1. The medical testing company Theranos didn't need any more bad news - so it is odd that they went out of their way to find some. Starting on July 21st, we had been trying to put our scientist Dr. Julianna LeMieux in touch with someone - anyone - from the science part of the company, especially after “one of the top 10 medical and technological innovations in 2013” fell from grace so far in so short a time. What was once a "disruptive" company promising to do tests for 10 percent of what legacy labs charged turned out to be a lot of smoke and mirrors.
But things go wrong so we wanted to give scientists advising them a chance to defend the company. Instead, all we got was interference from a PR company who stalled us for months claiming we would get to talk to someone 'next week.'
2. In New York Lifestyles Magazine, our Director of Medicine Dr. Jamie Wells debunks some common medical myths - everything from spinach being some kind of superfood (though that would apply to all food anyway) to drinking 8 glasses of water per day.
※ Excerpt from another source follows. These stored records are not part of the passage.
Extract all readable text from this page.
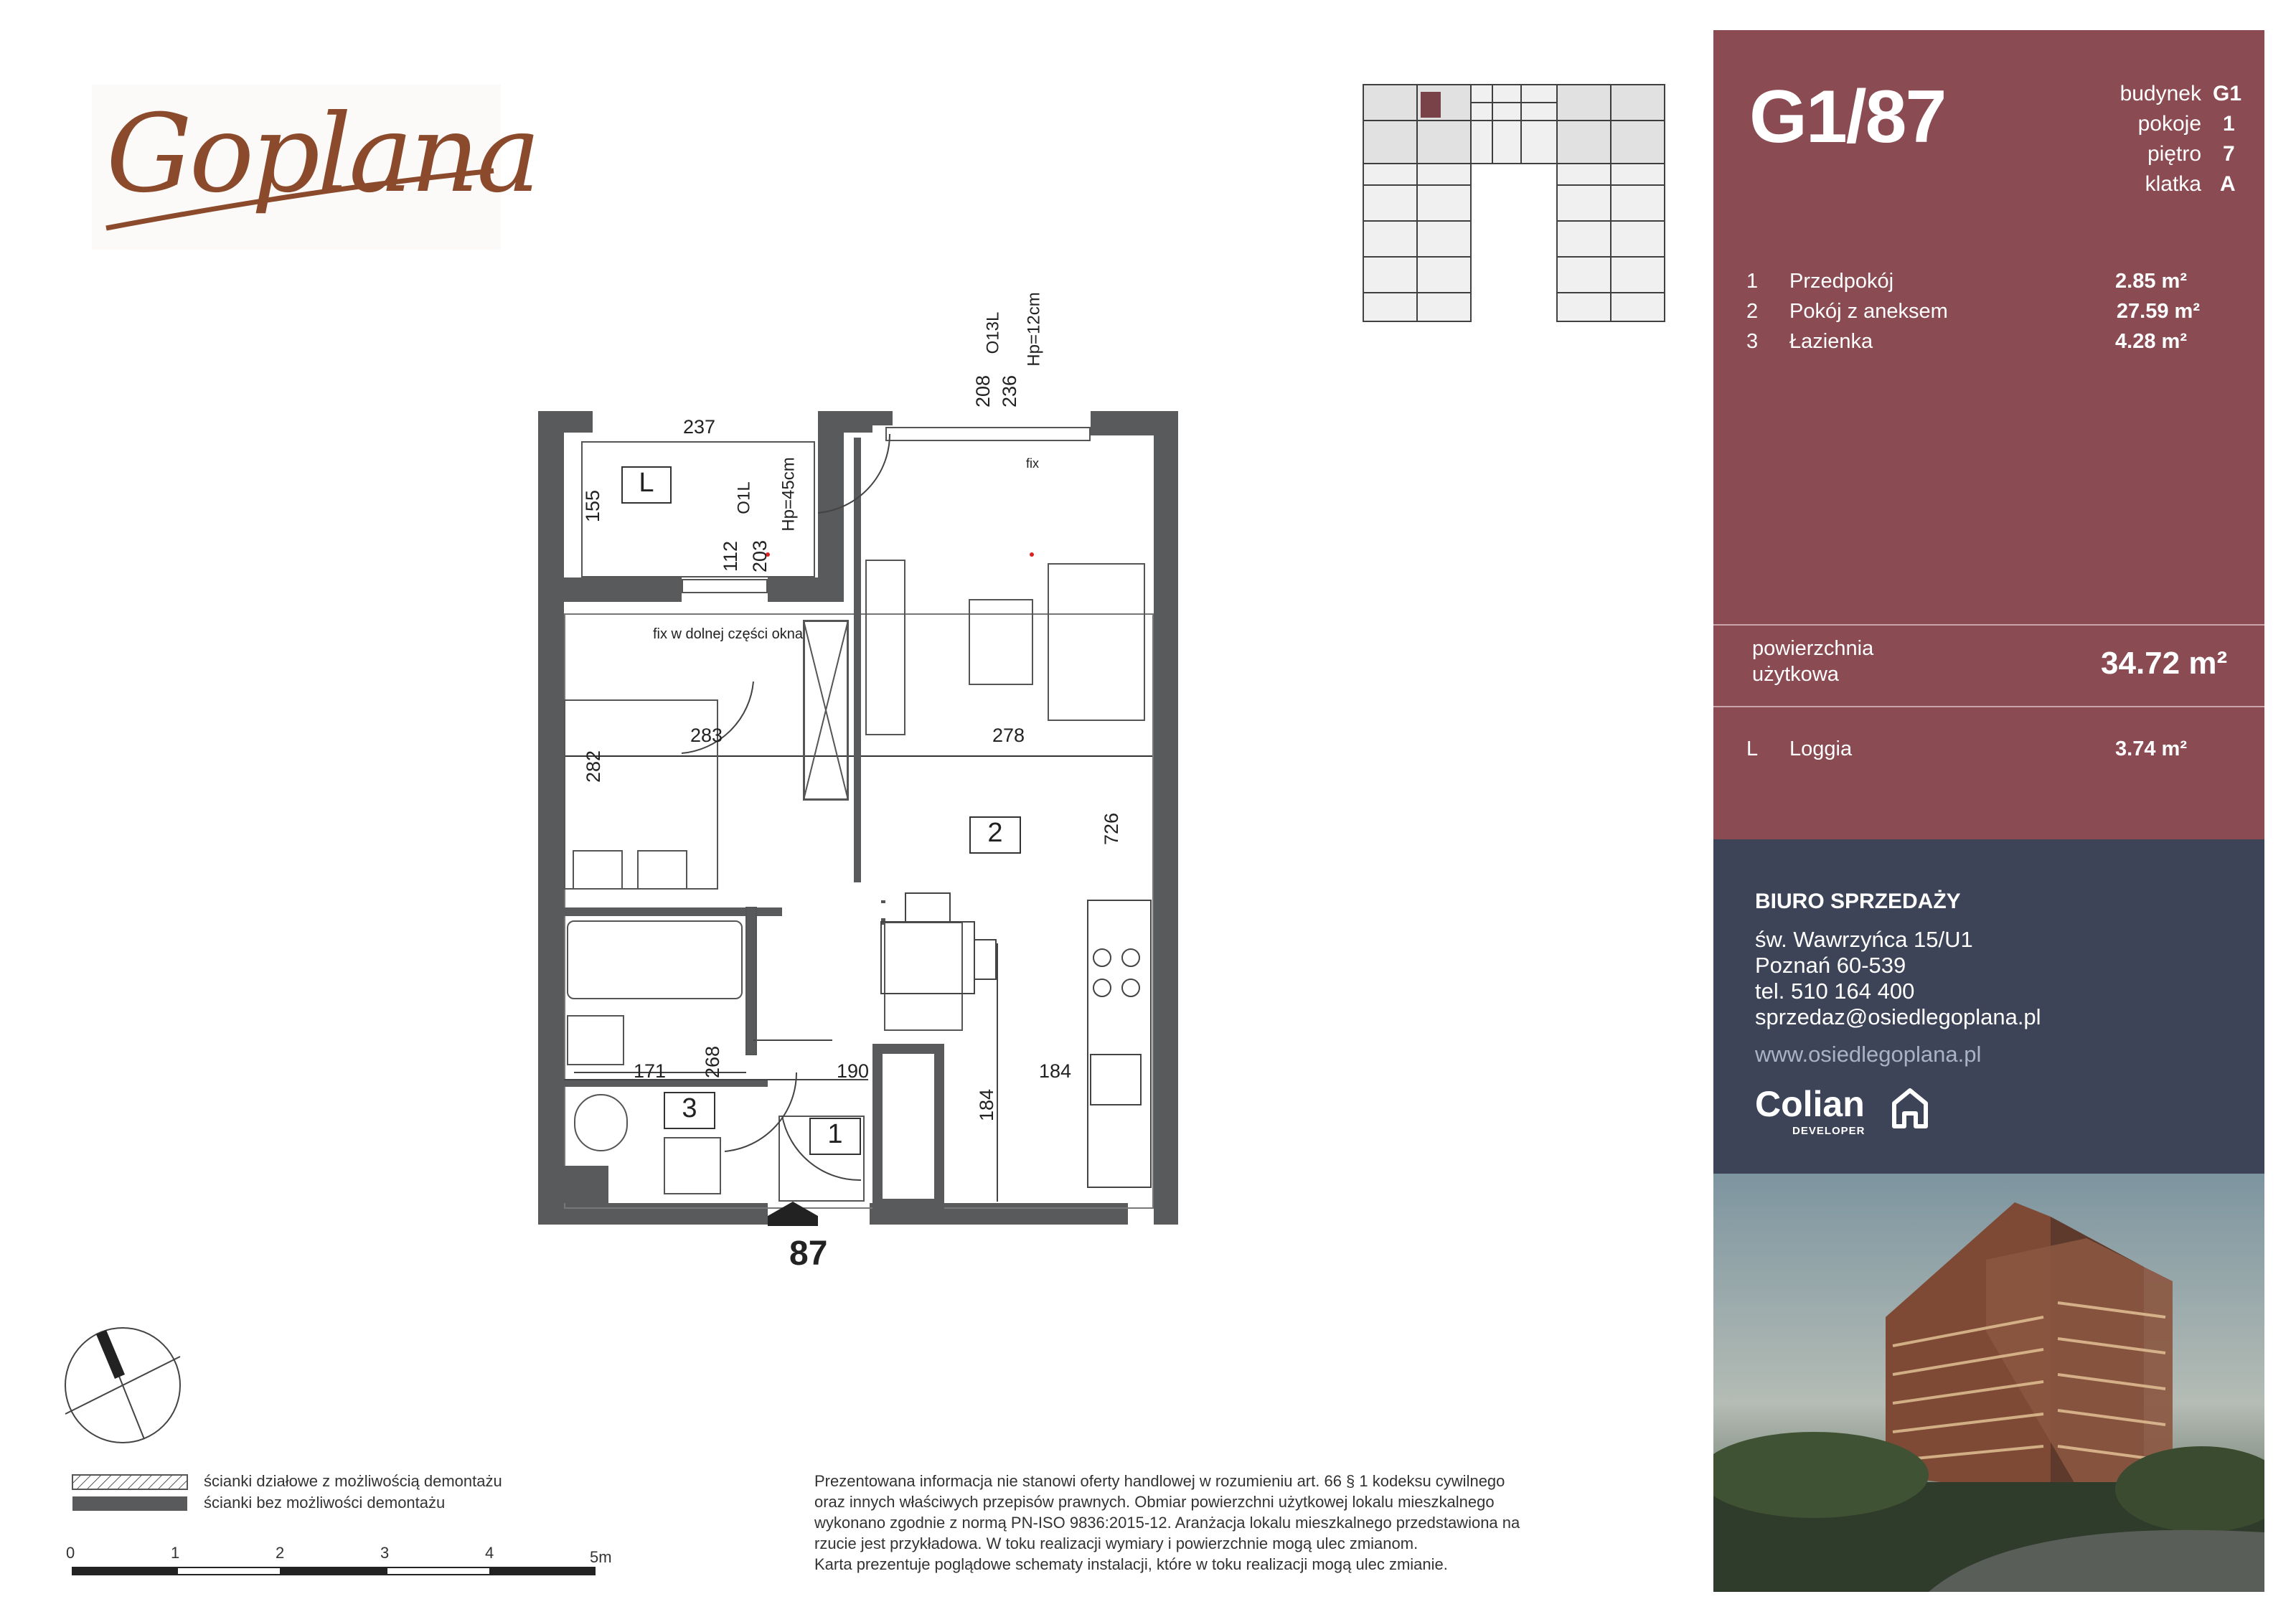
Goplana
L
2
3
1
87
237
155
112 203
208 236
283	278
282
726
171 268	190	184
184
O13L Hp=12cm
O1L Hp=45cm	fix
fix w dolnej części okna
ścianki działowe z możliwością demontażu
ścianki bez możliwości demontażu
0	1	2	3	4	5m
Prezentowana informacja nie stanowi oferty handlowej w rozumieniu art. 66 § 1 kodeksu cywilnego
oraz innych właściwych przepisów prawnych. Obmiar powierzchni użytkowej lokalu mieszkalnego
wykonano zgodnie z normą PN-ISO 9836:2015-12. Aranżacja lokalu mieszkalnego przedstawiona na
rzucie jest przykładowa. W toku realizacji wymiary i powierzchnie mogą ulec zmianom.
Karta prezentuje poglądowe schematy instalacji, które w toku realizacji mogą ulec zmianie.
G1/87	budynek G1
pokoje 1
piętro 7
klatka A
1 Przedpokój	2.85 m²
2 Pokój z aneksem	27.59 m²
3 Łazienka	4.28 m²
powierzchnia
użytkowa	34.72 m²
L Loggia	3.74 m²
BIURO SPRZEDAŻY
św. Wawrzyńca 15/U1
Poznań 60-539
tel. 510 164 400
sprzedaz@osiedlegoplana.pl
www.osiedlegoplana.pl
Colian
DEVELOPER
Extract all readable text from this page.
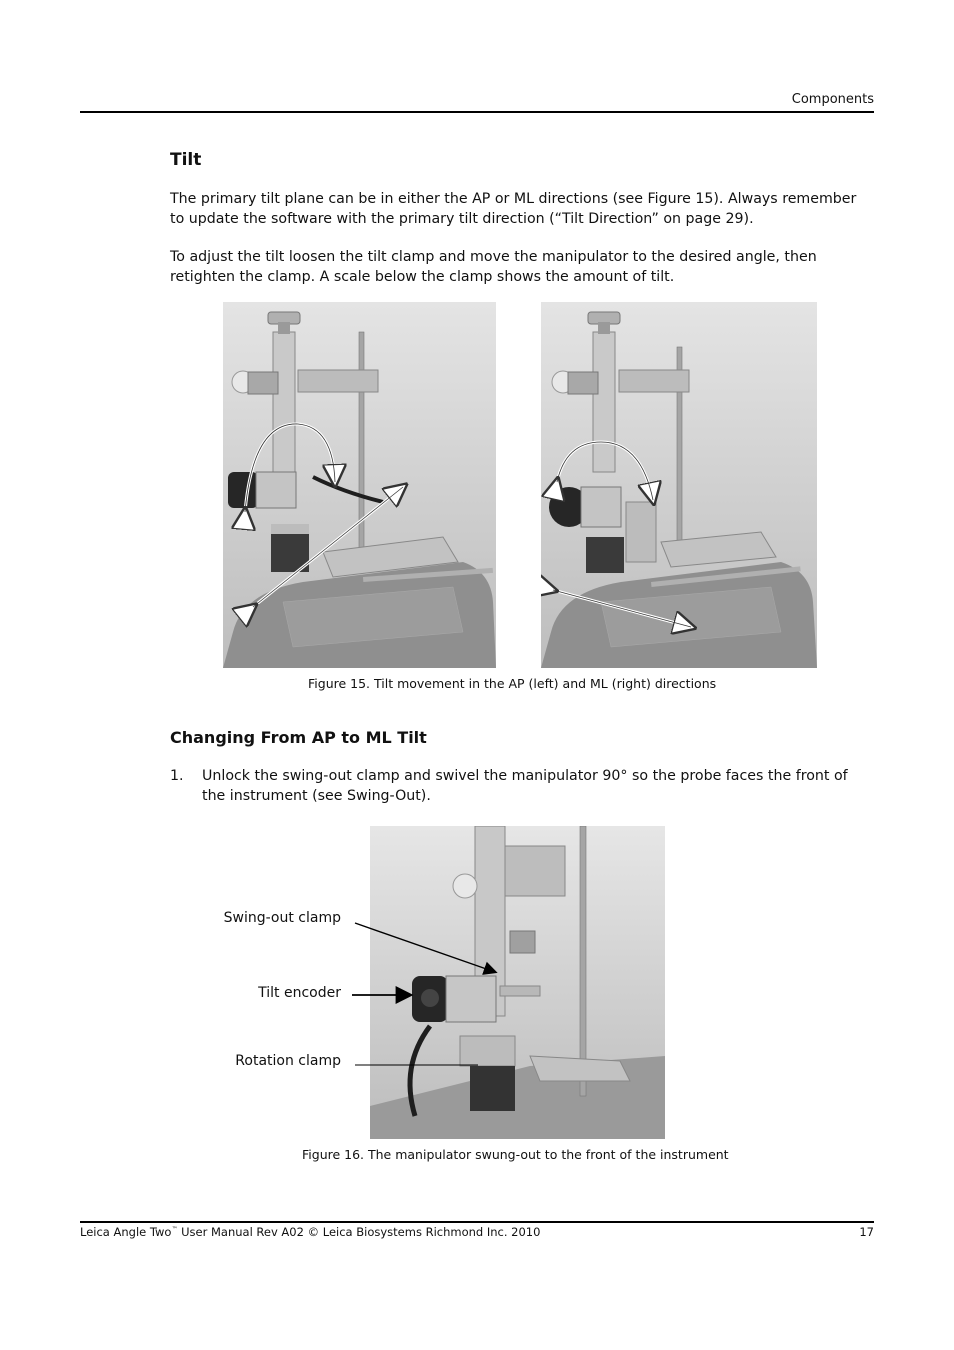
Components
Tilt

The primary tilt plane can be in either the AP or ML directions (see Figure 15). Always remember to update the software with the primary tilt direction (“Tilt Direction” on page 29).

To adjust the tilt loosen the tilt clamp and move the manipulator to the desired angle, then retighten the clamp. A scale below the clamp shows the amount of tilt.

Figure 15. Tilt movement in the AP (left) and ML (right) directions
Changing From AP to ML Tilt
1.	Unlock the swing-out clamp and swivel the manipulator 90° so the probe faces the front of the instrument (see Swing-Out).
Swing-out clamp
Tilt encoder
Rotation clamp
Figure 16. The manipulator swung-out to the front of the instrument
Leica Angle Two™ User Manual Rev A02 © Leica Biosystems Richmond Inc. 2010	17
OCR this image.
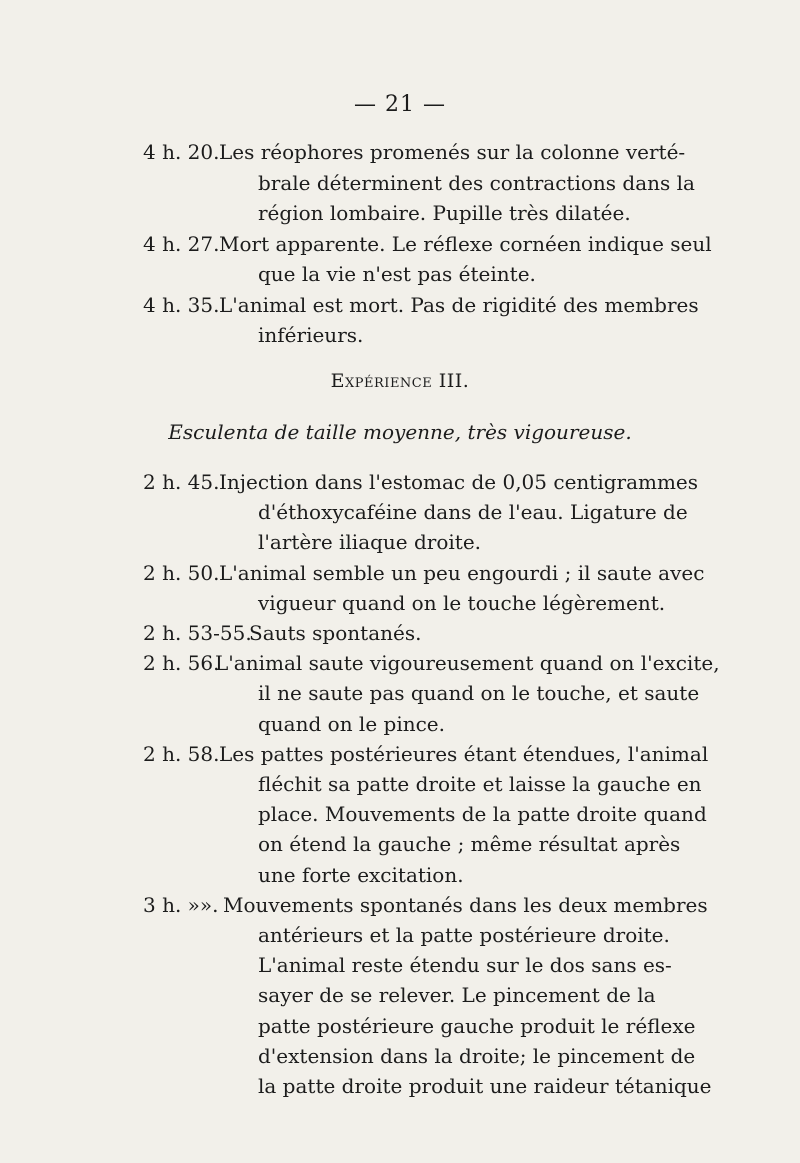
— 21 —
4 h. 20. Les réophores promenés sur la colonne verté-
brale déterminent des contractions dans la
région lombaire. Pupille très dilatée.
4 h. 27. Mort apparente. Le réflexe cornéen indique seul
que la vie n'est pas éteinte.
4 h. 35. L'animal est mort. Pas de rigidité des membres
inférieurs.
Expérience III.
Esculenta de taille moyenne, très vigoureuse.
2 h. 45. Injection dans l'estomac de 0,05 centigrammes
d'éthoxycaféine dans de l'eau. Ligature de
l'artère iliaque droite.
2 h. 50. L'animal semble un peu engourdi ; il saute avec
vigueur quand on le touche légèrement.
2 h. 53-55.
Sauts spontanés.
2 h. 56.
L'animal saute vigoureusement quand on l'excite,
il ne saute pas quand on le touche, et saute
quand on le pince.
2 h. 58. Les pattes postérieures étant étendues, l'animal
fléchit sa patte droite et laisse la gauche en
place. Mouvements de la patte droite quand
on étend la gauche ; même résultat après
une forte excitation.
3 h. »». Mouvements spontanés dans les deux membres
antérieurs et la patte postérieure droite.
L'animal reste étendu sur le dos sans es-
sayer de se relever. Le pincement de la
patte postérieure gauche produit le réflexe
d'extension dans la droite; le pincement de
la patte droite produit une raideur tétanique
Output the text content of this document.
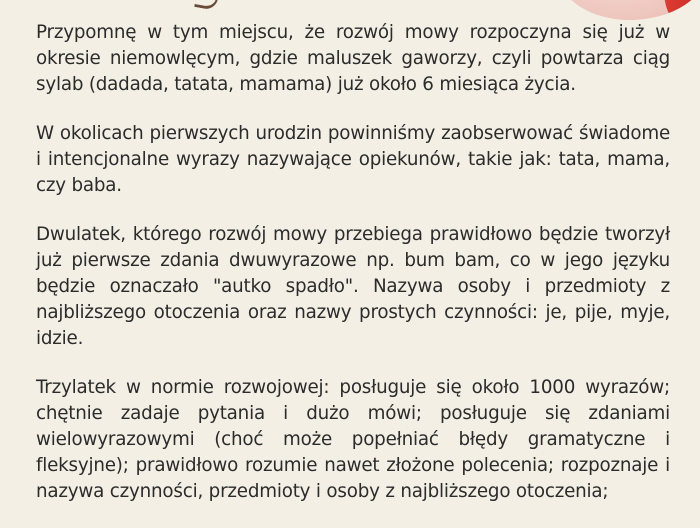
Przypomnę w tym miejscu, że rozwój mowy rozpoczyna się już w okresie niemowlęcym, gdzie maluszek gaworzy, czyli powtarza ciąg sylab (dadada, tatata, mamama) już około 6 miesiąca życia.

W okolicach pierwszych urodzin powinniśmy zaobserwować świadome i intencjonalne wyrazy nazywające opiekunów, takie jak: tata, mama, czy baba.

Dwulatek, którego rozwój mowy przebiega prawidłowo będzie tworzył już pierwsze zdania dwuwyrazowe np. bum bam, co w jego języku będzie oznaczało "autko spadło". Nazywa osoby i przedmioty z najbliższego otoczenia oraz nazwy prostych czynności: je, pije, myje, idzie.

Trzylatek w normie rozwojowej: posługuje się około 1000 wyrazów; chętnie zadaje pytania i dużo mówi; posługuje się zdaniami wielowyrazowymi (choć może popełniać błędy gramatyczne i fleksyjne); prawidłowo rozumie nawet złożone polecenia; rozpoznaje i nazywa czynności, przedmioty i osoby z najbliższego otoczenia;
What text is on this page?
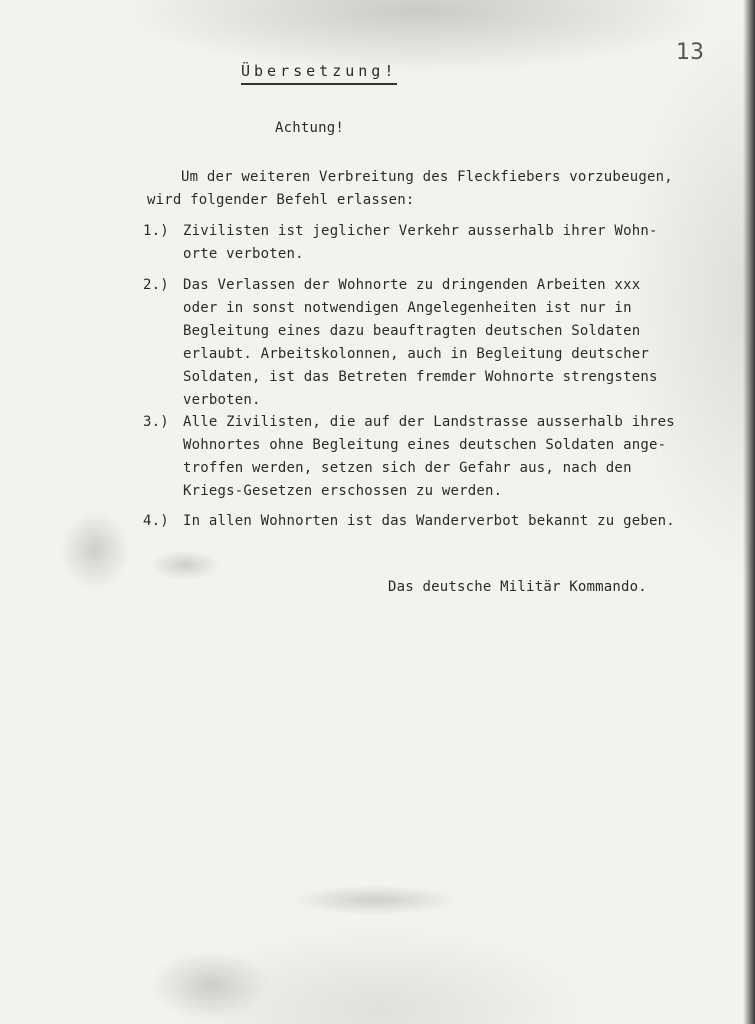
13
Übersetzung!
Achtung!
Um der weiteren Verbreitung des Fleckfiebers vorzubeugen,
wird folgender Befehl erlassen:
1.) Zivilisten ist jeglicher Verkehr ausserhalb ihrer Wohn-
orte verboten.
2.) Das Verlassen der Wohnorte zu dringenden Arbeiten xxx
oder in sonst notwendigen Angelegenheiten ist nur in
Begleitung eines dazu beauftragten deutschen Soldaten
erlaubt. Arbeitskolonnen, auch in Begleitung deutscher
Soldaten, ist das Betreten fremder Wohnorte strengstens
verboten.
3.) Alle Zivilisten, die auf der Landstrasse ausserhalb ihres
Wohnortes ohne Begleitung eines deutschen Soldaten ange-
troffen werden, setzen sich der Gefahr aus, nach den
Kriegs-Gesetzen erschossen zu werden.
4.) In allen Wohnorten ist das Wanderverbot bekannt zu geben.
Das deutsche Militär Kommando.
Why will doctors be so happy to know she's doing that? Because in the modern world of the Internet, where charlatans like Joe Mercola, D.O., or Jenny McCarthy, aided by politically-motivated anti-science sites like Sourcewatch, can get an irrational level of attention, and that means doctors spend an inordinate amount of time debunking these myths during patient visits also.
3. In USA Today, Drs. Alex Berezow and Julianna LeMieux wonder about the motivation of Facebook CEO Jeff Zuckerberg and his 'curing all disease' War/Manhattan Project/Moonshot - with total funding equal to about 2% of what researchers get each year. Is he like Rockefeller or Carnegie or just an opportunist who thinks disease is an engineering problem scientists are too stupid to fix?